The Toyota Sprinter was first launched in the year 1968. Manufactured as a variant to the popular Toyota Corolla, and only ever sold on the Japanese domestic market, the Sprinter proved a viable alternative to Toyota’s main offering for over 30 years. Made to be sportier than its Corolla sibling, the Sprinter offered a sport-tuned suspension and a slightly different exterior profile. From 1968 onwards, each generation of the Toyota Corolla was launched alongside a Sprinter sibling, that is, until the year 2000, when the Sprinter was phased out of production with the launch of the Corolla E140. All in all, this means that the Sprinter went through a full eight generations during its production run.

Interestingly, the Sprinter was never actually offered as a new car on the market here. However, many Sprinters can be found on the pre-owned market today.

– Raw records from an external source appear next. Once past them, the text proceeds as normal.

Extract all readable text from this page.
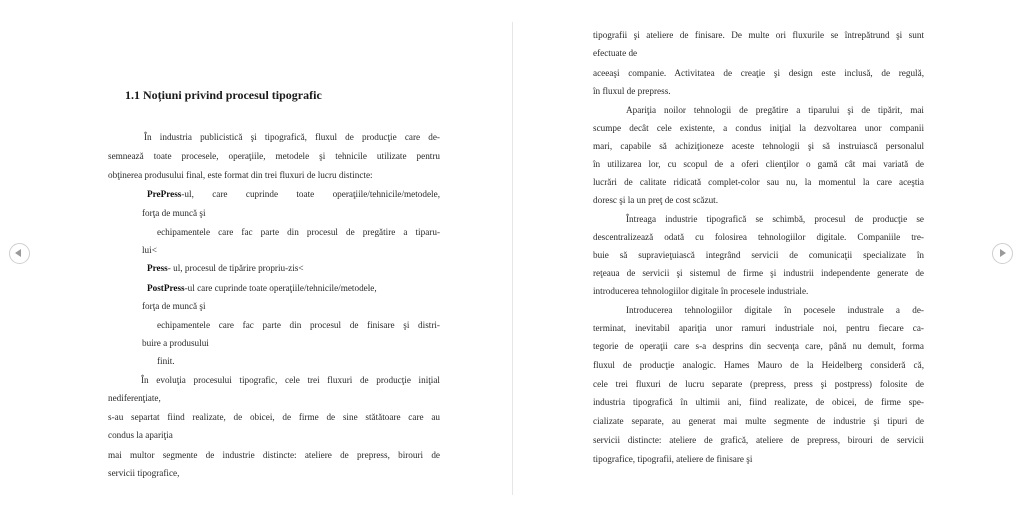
1.1 Noțiuni privind procesul tipografic
În industria publicistică şi tipografică, fluxul de producţie care de-
semnează toate procesele, operaţiile, metodele şi tehnicile utilizate pentru
obţinerea produsului final, este format din trei fluxuri de lucru distincte:
PrePress-ul, care cuprinde toate operaţiile/tehnicile/metodele,
forţa de muncă şi
echipamentele care fac parte din procesul de pregătire a tiparu-
lui<
Press- ul, procesul de tipărire propriu-zis<
PostPress-ul care cuprinde toate operaţiile/tehnicile/metodele,
forţa de muncă şi
echipamentele care fac parte din procesul de finisare şi distri-
buire a produsului
finit.
În evoluţia procesului tipografic, cele trei fluxuri de producţie iniţial
nediferenţiate,
s-au separtat fiind realizate, de obicei, de firme de sine stătătoare care au
condus la apariţia
mai multor segmente de industrie distincte: ateliere de prepress, birouri de
servicii tipografice,
tipografii şi ateliere de finisare. De multe ori fluxurile se întrepătrund şi sunt
efectuate de
aceeaşi companie. Activitatea de creaţie şi design este inclusă, de regulă,
în fluxul de prepress.
Apariţia noilor tehnologii de pregătire a tiparului şi de tipărit, mai
scumpe decât cele existente, a condus iniţial la dezvoltarea unor companii
mari, capabile să achiziţioneze aceste tehnologii şi să instruiască personalul
în utilizarea lor, cu scopul de a oferi clienţilor o gamă cât mai variată de
lucrări de calitate ridicată complet-color sau nu, la momentul la care aceştia
doresc şi la un preţ de cost scăzut.
Întreaga industrie tipografică se schimbă, procesul de producţie se
descentralizează odată cu folosirea tehnologiilor digitale. Companiile tre-
buie să supravieţuiască integrând servicii de comunicaţii specializate în
reţeaua de servicii şi sistemul de firme şi industrii independente generate de
introducerea tehnologiilor digitale în procesele industriale.
Introducerea tehnologiilor digitale în pocesele industrale a de-
terminat, inevitabil apariţia unor ramuri industriale noi, pentru fiecare ca-
tegorie de operaţii care s-a desprins din secvenţa care, până nu demult, forma
fluxul de producţie analogic. Hames Mauro de la Heidelberg consideră că,
cele trei fluxuri de lucru separate (prepress, press şi postpress) folosite de
industria tipografică în ultimii ani, fiind realizate, de obicei, de firme spe-
cializate separate, au generat mai multe segmente de industrie şi tipuri de
servicii distincte: ateliere de grafică, ateliere de prepress, birouri de servicii
tipografice, tipografii, ateliere de finisare şi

This is due to the Sprinter’s popularity as a grey market import, meaning that many of the vehicles were imported from Japan via unofficial channels. The Sprinter was actually used as the inspiration for the Holden Nova, made by the United Australian Automobile Industries from the years 1989 to 1996. Today, most Sprinters on the market are from the 1980s and 1990s, the heyday of these particular vehicles, although older models and versions can be found.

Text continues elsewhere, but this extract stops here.